NEW YORK, NEW YORK - AUGUST 25: (L-R) Alex Verdugo #24, Aaron Judge #99 and Juan Soto #22 of the New York Yankees celebrate after defeating the Colorado Rockies at Yankee Stadium on August 25, 2024 in New York City. The Yankees defeated the Rockies 10-3. (Photo by Jim McIsaac/Getty Images)
Jim McIsaac/Getty Images

My colleague Lauren Theisen mused to me earlier this season that there should be a phrase for when Aaron Judge and Juan Soto homer in the same game, a thing that has now happened 12 times this year. I appreciate the impulse; baseball doesn't become mythos without a cool nickname. What would the Bash Brothers or Murderers' Row be without their names? Just some guys hitting home runs. But the Judge-Soto pairing's demand for a moniker lacks staying power—to the looming distress of Yankees fans—given Soto's willingness to enter a true free agency.

This does not mean our duties to dinger nomenclature are discharged. The heart of the Yankees' order threw down the gauntlet on Sunday, with Soto, Judge, and Giancarlo Stanton hitting three straight home runs in the seventh inning of a one-run game to help put away the Rockies, 10-3.

It was the second homer of Judge's afternoon, his 51st, putting him on pace for 63, which would break his own AL record set two years ago. And as Soto took his spot in right field for the next inning, the fans behind him broke into a chant of "Please sign Soto." ("They have to talk to Cashman," Soto said afterward.) But that's not important now. What's important is that three things can't be back to back to back.

A mere "back to back" is fine. It conjures up the image of two sluggers, looking big and tough and standing quite literally with their backs facing each other. Would you want to pitch to these guys? No way.

But then you throw in a third back and it all falls apart. If the middle guy's back is facing the first guy's, it can't also be facing the third guy's! In this house we respect the sanctity of our metaphors.

Attempts have been made to justify the awkward impossibility of this idiom. There is a folk etymology that holds that it dates to the days of horse travel, and that a fast rider—a Pony Express–type—would mount his next horse immediately after dismounting the previous, thereby literally going from back to back.
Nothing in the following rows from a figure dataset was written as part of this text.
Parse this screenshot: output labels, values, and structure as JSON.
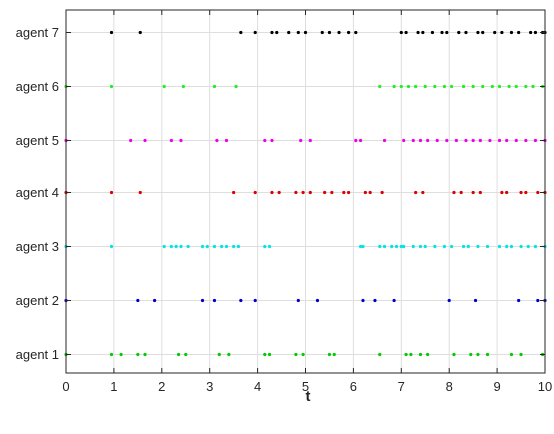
{
  "chart_data": {
    "type": "scatter",
    "title": "",
    "xlabel": "t",
    "ylabel": "",
    "xlim": [
      0,
      10
    ],
    "grid": true,
    "x_ticks": [
      0,
      1,
      2,
      3,
      4,
      5,
      6,
      7,
      8,
      9,
      10
    ],
    "categories": [
      "agent 1",
      "agent 2",
      "agent 3",
      "agent 4",
      "agent 5",
      "agent 6",
      "agent 7"
    ],
    "series": [
      {
        "color": "#00cc00",
        "values": [
          0,
          0.95,
          1.15,
          1.5,
          1.65,
          2.35,
          2.5,
          3.2,
          3.4,
          4.15,
          4.25,
          4.8,
          4.95,
          5.5,
          5.6,
          6.55,
          7.1,
          7.2,
          7.4,
          7.55,
          8.1,
          8.45,
          8.6,
          8.8,
          9.3,
          9.5,
          9.95
        ]
      },
      {
        "color": "#0000cc",
        "values": [
          0,
          1.5,
          1.85,
          2.85,
          3.1,
          3.65,
          3.95,
          4.85,
          5.25,
          6.2,
          6.45,
          6.85,
          8.0,
          8.55,
          9.45,
          9.85,
          10.0
        ]
      },
      {
        "color": "#00e5e5",
        "values": [
          0,
          0.95,
          2.05,
          2.2,
          2.3,
          2.4,
          2.55,
          2.85,
          2.95,
          3.1,
          3.25,
          3.35,
          3.5,
          3.6,
          4.15,
          4.25,
          6.15,
          6.2,
          6.55,
          6.65,
          6.8,
          6.9,
          7.0,
          7.05,
          7.25,
          7.4,
          7.5,
          7.7,
          7.9,
          8.05,
          8.3,
          8.4,
          8.6,
          8.8,
          9.05,
          9.2,
          9.3,
          9.5,
          9.65,
          9.8,
          10.0
        ]
      },
      {
        "color": "#dd0000",
        "values": [
          0,
          0.95,
          1.55,
          3.5,
          3.95,
          4.3,
          4.45,
          4.8,
          4.95,
          5.1,
          5.4,
          5.55,
          5.8,
          5.9,
          6.25,
          6.35,
          6.6,
          7.3,
          7.45,
          8.1,
          8.25,
          8.5,
          8.65,
          9.1,
          9.2,
          9.5,
          9.6,
          9.85,
          10.0
        ]
      },
      {
        "color": "#ee00ee",
        "values": [
          0,
          1.35,
          1.65,
          2.2,
          2.4,
          3.15,
          3.35,
          4.15,
          4.3,
          4.9,
          5.1,
          6.05,
          6.15,
          6.65,
          7.05,
          7.25,
          7.4,
          7.55,
          7.75,
          7.95,
          8.15,
          8.35,
          8.5,
          8.65,
          8.85,
          9.05,
          9.2,
          9.4,
          9.6,
          9.8,
          10.0
        ]
      },
      {
        "color": "#22ee22",
        "values": [
          0,
          0.95,
          2.05,
          2.45,
          3.1,
          3.55,
          6.55,
          6.85,
          7.0,
          7.15,
          7.3,
          7.5,
          7.7,
          7.9,
          8.05,
          8.3,
          8.5,
          8.7,
          8.9,
          9.05,
          9.25,
          9.4,
          9.6,
          9.75,
          9.95
        ]
      },
      {
        "color": "#000000",
        "values": [
          0.95,
          1.55,
          3.65,
          3.95,
          4.3,
          4.4,
          4.65,
          4.85,
          5.0,
          5.35,
          5.5,
          5.7,
          5.9,
          6.05,
          7.0,
          7.1,
          7.35,
          7.45,
          7.65,
          7.85,
          7.95,
          8.2,
          8.35,
          8.6,
          8.7,
          8.95,
          9.1,
          9.3,
          9.45,
          9.7,
          9.8,
          9.95,
          10.0
        ]
      }
    ]
  }
}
This works for as many consecutive horses as you care to imagine. The problem is that this is not actually where the idiom comes from.

The Oxford English Dictionary's earliest example of the phrase back-to-back being used as an adjective dates from 1845, and refers to a method of housing construction where dwellings faced opposite, their backs nearly touching. Back has always implied a front.

Gradually, the idiom grew to encompass any less-literal instance of two things happening in quick succession. Always eager to spice up their copy, American sportswriters adopted it, though interestingly, not until after World War II, which means Babe Ruth and Lou Gehrig would never have been said to go back to back by their contemporary chroniclers. The OED's earliest sports-related citation is from the New York Times in 1952, and describes two Yankees players hitting consecutive doubles.

It was natural that back-to-back home runs, when followed immediately by a third, would evolve into back-to-back-to-back sockdolagers. Natural but wrong! I defy you to draw a diagram of where the middle guy's back is in this scenario! Are we supposed to assume Aaron Judge is some mythical, double-backed creature?

I hear you mewing. Barry, maybe it's like in the photo on this blog, where three guys' backs are sort of touching? No! That's a stretch. And you'd better believe that when four guys homer, they call it "back to back to back to back," which can't be replicated in any physical manner without major surgery. Barry, it's Monday morning and I don't want to think about this right now. You know what, that's a fair point. Barry, maybe the backs are lined up, so you can just put as many as you want in a row? I'm so sick of your shit.

Don't even get me started on John Sterling's call, Lovecraftian in its anatomical implications, of "Back to back, and belly to belly."

Anyway, we need a new phrase for three consecutive home runs. Let me hear your suggestions; I'm a pedant, not an ideas guy.